Riwayat ini mengisahkan bahwa telah
datang beberapa orang mendatangi istri-istri Nabi Muhammad Saw dan bertanya
tentang ibadah keseharian Nabi Muhammad Saw ..
Setelah mendapat keterangan dari
istri-istri Nabi Muhammad Saw, mereka menjadi heran dan galau bahwa seorang
Nabi Saw yang sudah mendapat jaminan surga ternyata ibadahnya diluar dugaan
mereka (hanya begitu saja, dianggap sedikit dan sederhana) sehingga mereka
ingin melakukan ibadah yang melampaui Nabi Muhammad Saw, seperti ingin sholat
sepanjang malam, ingin berpuasa sepanjang tahun dan bahkan ada yang ingih tidak
menikah?
Setelah Nabi Muhammad Saw mengetahui hal tsb, Nabi Muhammad Saw mengatakan kepada mereka bahwa beliau
berpuasa dan berbuka, sholat dan tidur, dan juga menikah dengan lawan jenis.
Ucap beliau lagi adalah “siapa yang membenci sunnahku, maka ia tidak termasuk
golonganku..”
Peristiwa ini terjadi saat syiar
agama islam telah berkembang ke pelosok negeri, seperti di Jazirah Arab dan
sekitarnya yaitu Persia hingga Mesir.. Banyak sekali terjadi saat islam masuk
kesatu negeri, islam diterima dengan mencampur kebiasaan masyarakat setempat..
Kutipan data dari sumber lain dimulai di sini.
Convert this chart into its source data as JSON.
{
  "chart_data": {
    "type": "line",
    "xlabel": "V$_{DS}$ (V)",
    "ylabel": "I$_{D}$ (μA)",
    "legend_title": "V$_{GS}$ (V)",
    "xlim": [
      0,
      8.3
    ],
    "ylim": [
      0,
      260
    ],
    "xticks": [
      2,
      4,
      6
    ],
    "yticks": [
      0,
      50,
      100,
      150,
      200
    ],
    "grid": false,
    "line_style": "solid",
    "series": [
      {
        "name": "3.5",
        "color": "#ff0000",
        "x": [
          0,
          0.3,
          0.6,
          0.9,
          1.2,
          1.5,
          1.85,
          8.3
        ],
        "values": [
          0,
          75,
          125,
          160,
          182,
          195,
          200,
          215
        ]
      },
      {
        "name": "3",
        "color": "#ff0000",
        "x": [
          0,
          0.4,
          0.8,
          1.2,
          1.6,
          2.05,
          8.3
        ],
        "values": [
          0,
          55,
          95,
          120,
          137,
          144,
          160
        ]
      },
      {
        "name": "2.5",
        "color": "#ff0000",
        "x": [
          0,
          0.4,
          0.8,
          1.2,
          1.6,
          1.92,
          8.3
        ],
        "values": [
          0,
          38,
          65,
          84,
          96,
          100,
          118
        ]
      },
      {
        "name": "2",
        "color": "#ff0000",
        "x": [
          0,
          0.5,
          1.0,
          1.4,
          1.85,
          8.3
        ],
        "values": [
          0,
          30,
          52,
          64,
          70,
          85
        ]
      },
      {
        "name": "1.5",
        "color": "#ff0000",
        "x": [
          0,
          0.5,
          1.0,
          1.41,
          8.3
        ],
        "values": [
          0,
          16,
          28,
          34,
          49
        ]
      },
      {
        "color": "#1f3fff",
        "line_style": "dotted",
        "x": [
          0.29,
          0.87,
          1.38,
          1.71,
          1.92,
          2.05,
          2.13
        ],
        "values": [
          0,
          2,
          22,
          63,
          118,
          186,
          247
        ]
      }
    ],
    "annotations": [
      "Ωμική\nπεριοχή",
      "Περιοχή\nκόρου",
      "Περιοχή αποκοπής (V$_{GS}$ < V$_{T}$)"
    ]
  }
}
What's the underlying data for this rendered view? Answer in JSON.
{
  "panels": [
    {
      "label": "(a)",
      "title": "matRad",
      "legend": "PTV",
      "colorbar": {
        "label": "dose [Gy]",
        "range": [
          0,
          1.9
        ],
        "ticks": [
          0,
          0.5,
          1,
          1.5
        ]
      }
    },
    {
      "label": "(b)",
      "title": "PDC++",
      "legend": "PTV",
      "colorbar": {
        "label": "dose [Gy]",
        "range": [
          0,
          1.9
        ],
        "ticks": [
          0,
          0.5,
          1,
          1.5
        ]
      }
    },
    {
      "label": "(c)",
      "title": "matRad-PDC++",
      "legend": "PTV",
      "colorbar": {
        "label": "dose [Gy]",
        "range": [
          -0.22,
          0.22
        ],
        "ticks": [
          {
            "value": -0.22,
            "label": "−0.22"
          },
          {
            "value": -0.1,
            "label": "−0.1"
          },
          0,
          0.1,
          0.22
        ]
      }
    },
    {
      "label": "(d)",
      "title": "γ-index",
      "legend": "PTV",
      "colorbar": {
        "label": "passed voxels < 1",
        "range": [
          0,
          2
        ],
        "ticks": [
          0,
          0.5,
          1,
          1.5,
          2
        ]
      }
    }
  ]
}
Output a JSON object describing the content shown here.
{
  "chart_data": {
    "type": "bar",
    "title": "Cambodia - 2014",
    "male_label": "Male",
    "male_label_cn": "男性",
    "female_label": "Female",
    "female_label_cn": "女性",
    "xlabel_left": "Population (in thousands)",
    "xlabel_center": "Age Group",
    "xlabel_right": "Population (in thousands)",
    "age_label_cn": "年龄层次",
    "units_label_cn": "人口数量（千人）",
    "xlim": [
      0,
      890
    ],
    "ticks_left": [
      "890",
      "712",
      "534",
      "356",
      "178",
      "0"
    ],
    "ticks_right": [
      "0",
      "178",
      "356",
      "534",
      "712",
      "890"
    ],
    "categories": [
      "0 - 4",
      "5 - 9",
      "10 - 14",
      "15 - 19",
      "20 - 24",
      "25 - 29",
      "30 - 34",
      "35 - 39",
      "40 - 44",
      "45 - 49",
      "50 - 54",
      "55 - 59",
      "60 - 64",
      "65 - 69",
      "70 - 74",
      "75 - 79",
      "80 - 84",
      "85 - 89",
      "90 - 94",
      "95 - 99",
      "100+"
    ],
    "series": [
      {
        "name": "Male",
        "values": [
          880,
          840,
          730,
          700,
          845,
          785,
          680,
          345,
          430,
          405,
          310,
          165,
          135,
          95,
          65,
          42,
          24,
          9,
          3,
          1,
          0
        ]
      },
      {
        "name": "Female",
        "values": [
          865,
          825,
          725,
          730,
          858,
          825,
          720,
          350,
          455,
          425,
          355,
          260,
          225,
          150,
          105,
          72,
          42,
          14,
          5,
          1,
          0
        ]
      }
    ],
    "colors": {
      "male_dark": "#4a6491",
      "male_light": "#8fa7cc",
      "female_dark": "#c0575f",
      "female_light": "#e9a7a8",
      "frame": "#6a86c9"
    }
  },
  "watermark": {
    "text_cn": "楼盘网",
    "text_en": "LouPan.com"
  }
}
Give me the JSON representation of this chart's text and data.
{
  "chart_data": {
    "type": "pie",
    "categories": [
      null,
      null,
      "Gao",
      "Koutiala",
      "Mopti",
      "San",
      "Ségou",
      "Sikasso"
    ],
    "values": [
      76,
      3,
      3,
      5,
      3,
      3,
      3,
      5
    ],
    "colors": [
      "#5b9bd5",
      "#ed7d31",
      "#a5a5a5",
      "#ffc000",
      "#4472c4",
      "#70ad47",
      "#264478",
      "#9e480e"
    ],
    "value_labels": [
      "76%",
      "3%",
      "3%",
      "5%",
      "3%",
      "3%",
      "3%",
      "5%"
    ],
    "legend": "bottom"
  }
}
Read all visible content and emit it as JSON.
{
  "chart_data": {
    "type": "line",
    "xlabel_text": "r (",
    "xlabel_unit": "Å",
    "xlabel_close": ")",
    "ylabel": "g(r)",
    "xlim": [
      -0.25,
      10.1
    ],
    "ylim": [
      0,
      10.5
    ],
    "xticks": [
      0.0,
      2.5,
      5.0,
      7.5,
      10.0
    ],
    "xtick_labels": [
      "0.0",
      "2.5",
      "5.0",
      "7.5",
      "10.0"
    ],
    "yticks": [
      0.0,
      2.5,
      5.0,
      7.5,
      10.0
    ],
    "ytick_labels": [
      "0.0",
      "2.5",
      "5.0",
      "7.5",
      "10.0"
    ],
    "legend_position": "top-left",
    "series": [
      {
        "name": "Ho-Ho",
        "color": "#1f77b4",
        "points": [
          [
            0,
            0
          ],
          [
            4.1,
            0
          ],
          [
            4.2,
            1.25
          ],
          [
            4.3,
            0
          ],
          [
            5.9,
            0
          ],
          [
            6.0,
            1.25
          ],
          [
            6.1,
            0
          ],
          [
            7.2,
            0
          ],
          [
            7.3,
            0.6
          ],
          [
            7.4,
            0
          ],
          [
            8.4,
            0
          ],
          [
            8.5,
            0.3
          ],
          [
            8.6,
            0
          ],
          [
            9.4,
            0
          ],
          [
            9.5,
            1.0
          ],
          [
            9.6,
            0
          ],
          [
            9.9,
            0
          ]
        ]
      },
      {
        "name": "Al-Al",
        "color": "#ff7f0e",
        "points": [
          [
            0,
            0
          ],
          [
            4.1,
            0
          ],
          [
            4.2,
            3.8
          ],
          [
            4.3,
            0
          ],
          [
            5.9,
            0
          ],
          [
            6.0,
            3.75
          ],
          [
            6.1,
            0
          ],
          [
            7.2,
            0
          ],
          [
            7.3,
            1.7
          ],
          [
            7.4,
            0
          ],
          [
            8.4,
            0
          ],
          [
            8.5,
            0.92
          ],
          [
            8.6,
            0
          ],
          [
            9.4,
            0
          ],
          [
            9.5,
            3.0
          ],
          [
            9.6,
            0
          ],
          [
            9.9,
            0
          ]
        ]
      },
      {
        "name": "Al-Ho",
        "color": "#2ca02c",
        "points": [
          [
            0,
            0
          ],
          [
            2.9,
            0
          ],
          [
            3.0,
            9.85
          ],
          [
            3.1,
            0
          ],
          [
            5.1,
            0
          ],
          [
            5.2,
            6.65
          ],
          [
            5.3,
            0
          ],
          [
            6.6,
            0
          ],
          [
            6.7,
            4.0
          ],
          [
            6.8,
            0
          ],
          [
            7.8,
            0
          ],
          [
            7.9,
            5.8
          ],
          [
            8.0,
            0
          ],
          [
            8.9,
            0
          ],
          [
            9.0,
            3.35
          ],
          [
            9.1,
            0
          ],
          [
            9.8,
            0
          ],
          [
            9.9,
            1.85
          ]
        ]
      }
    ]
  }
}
Seperti contohnya saat masuk ke
Persia, penduduk sana saat itu beragama Majuzi atau penyembah Api (mungkin
seperti Negara Api pada jaman Avatar). Mereka disana terbiasa melakukan ibadah
dan olah kanuragan terus menerus sepanjang malam sehingga bagi mereka untuk
sholat sepanjang malam sampai pagi mudah saja, karena mereka sebelumnya sudah
terbiasa melakukan hal yang melebihi dari itu.
Kemudian saat islam masuk ke India
dan Mesir, disana masyarakatnya masih banyak menyembah Dewa-dewa (seperti di
Mahabrata), banyak ibadah yang dilakukan
dengan bertapa, semedi, berpuasa tidak makan minum dll.. sehingga saat mereka
melihat Nabi Muhammad Saw yang puasa
hanya dari sebelum subuh sampai magrib, mereka ingin melakukan puasa diatas
Nabi Muhammad Saw yaitu ingin berpuasa
sepanjang tahun dan tidak berbuka? Apa nggak gila tu.. tapi bagi mereka
pendeta-pendeta dan pertapa-pertapanya yang ilmunya sudah tinggi memang
melakukan ibadah tanpa makan minum adalah hal yang biasa.
Ada yang menjelaskan bahwa mereka
melihat Nabi Muhammad Saw hanya
melakukan puasa Sunah di hari Senin dan Kamis saja.. sehingga mereka ingin
melakukan hal yang melebihi Nabi Saw lakukan yaitu puasa setiap hari sampai
sepanjang tahun? Tapi kalau membaca hadis Nabi Muhammad Saw lanjutan, “tetapi aku berpuasa dan
berbuka..” maka
mungkin yang dilihat Nabi Muhammad Saw
adalah mereka ingin berpuasa terus dan tidak berbuka?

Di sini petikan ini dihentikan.